Blasts in Karachi, Lahore

January 25, 2011 06:50 pm | Updated November 28, 2021 08:44 pm IST - Islamabad

At least a dozen people were killed and nearly 70 injured in blasts in Lahore and Karachi on Tuesday evening along the route of the Tazia and Alam processions on the occasion of the martyrdom of Hazrat Imam Hussain.

Both blasts took place on the outer limits of the multi-layered security cordon put in place in the two cities in view of past attacks on the minority Shia community during similar processions.

The blast in Lahore — the first and more severe of the two — took place near Urdu Bazaar where the first security check post had been placed for worshippers heading to the Data Darbar, the shrine of the Persian Sufi saint Hazrat Syed Ali bin Usman Hajweri, for the 967th Urz Shareef. Later in the evening, the Shia procession was also slated to pass through the area on way to Karbala Gamay Shah.

Three police personnel were among the nine killed in the Urdu Bazaar blast as a teenaged suicide bomber detonated himself on being stopped at the security check post.
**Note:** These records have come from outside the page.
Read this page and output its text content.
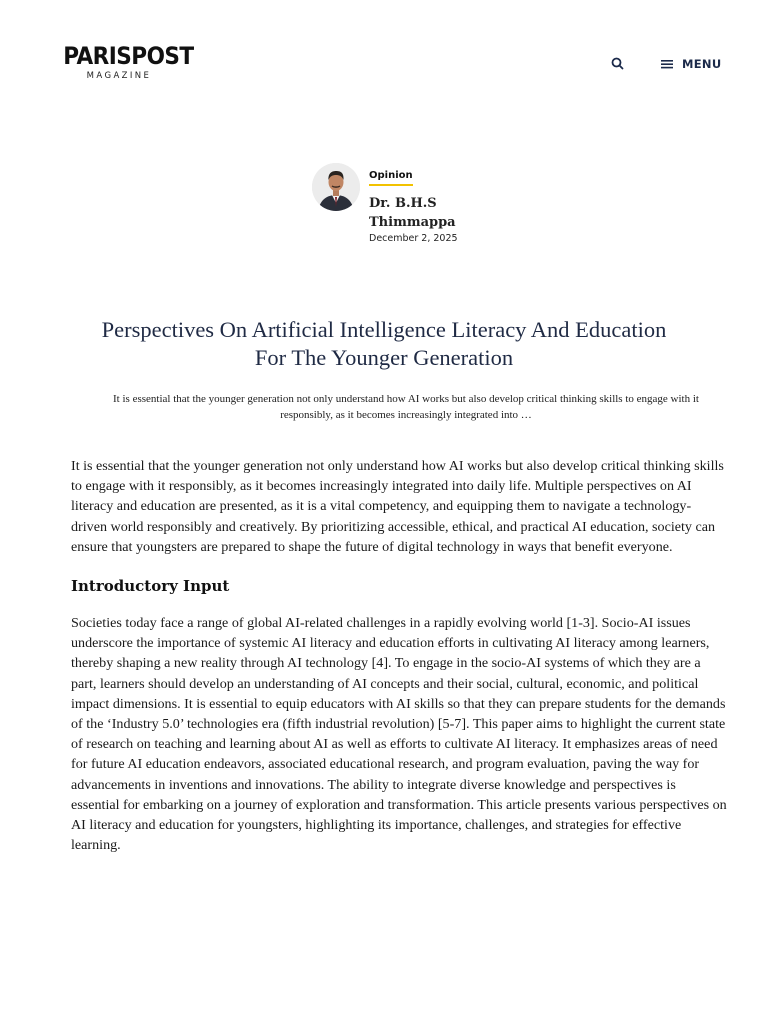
PARISPOST
MAGAZINE
MENU
Opinion
Dr. B.H.S Thimmappa
December 2, 2025
Perspectives On Artificial Intelligence Literacy And Education For The Younger Generation

It is essential that the younger generation not only understand how AI works but also develop critical thinking skills to engage with it responsibly, as it becomes increasingly integrated into …

It is essential that the younger generation not only understand how AI works but also develop critical thinking skills to engage with it responsibly, as it becomes increasingly integrated into daily life. Multiple perspectives on AI literacy and education are presented, as it is a vital competency, and equipping them to navigate a technology-driven world responsibly and creatively. By prioritizing accessible, ethical, and practical AI education, society can ensure that youngsters are prepared to shape the future of digital technology in ways that benefit everyone.

Introductory Input

Societies today face a range of global AI-related challenges in a rapidly evolving world [1-3]. Socio-AI issues underscore the importance of systemic AI literacy and education efforts in cultivating AI literacy among learners, thereby shaping a new reality through AI technology [4]. To engage in the socio-AI systems of which they are a part, learners should develop an understanding of AI concepts and their social, cultural, economic, and political impact dimensions. It is essential to equip educators with AI skills so that they can prepare students for the demands of the ‘Industry 5.0’ technologies era (fifth industrial revolution) [5-7]. This paper aims to highlight the current state of research on teaching and learning about AI as well as efforts to cultivate AI literacy. It emphasizes areas of need for future AI education endeavors, associated educational research, and program evaluation, paving the way for advancements in inventions and innovations. The ability to integrate diverse knowledge and perspectives is essential for embarking on a journey of exploration and transformation. This article presents various perspectives on AI literacy and education for youngsters, highlighting its importance, challenges, and strategies for effective learning.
According to the police, the suicide bomber was no more than 15 years old. He had bombs strapped to his body and was apparently also carrying a bag full of explosives.

Soon after the blast, in which 52 people including five policemen were injured, Lahore authorities sought to convince the management of Data Darbar and the Shia leadership of the city to cut short the Urs and Tazia procession respectively in view of security situation.

Within an hour of the blast in Lahore, a bomb ripped through a police vehicle in the Malir Halt area of Karachi just after a Tazia procession had passed by. Two policemen were killed and 10 people sustained injuries. Police claimed the fatalities would have been higher had the procession got delayed. Again, the blast occurred when the police stopped a motor-cyclist.

Security had been strengthened across the country in view of the Tazia processions and officials said the inability of the terrorists to break through the cordon in both cities was testimony to the high state of alert. Last year, terrorists had struck at both the Data Darbar and Karbala Gamay Shah and Tuesday's attack was yet another reminder of how sectarian violence has come to haunt Pakistan's cultural capital.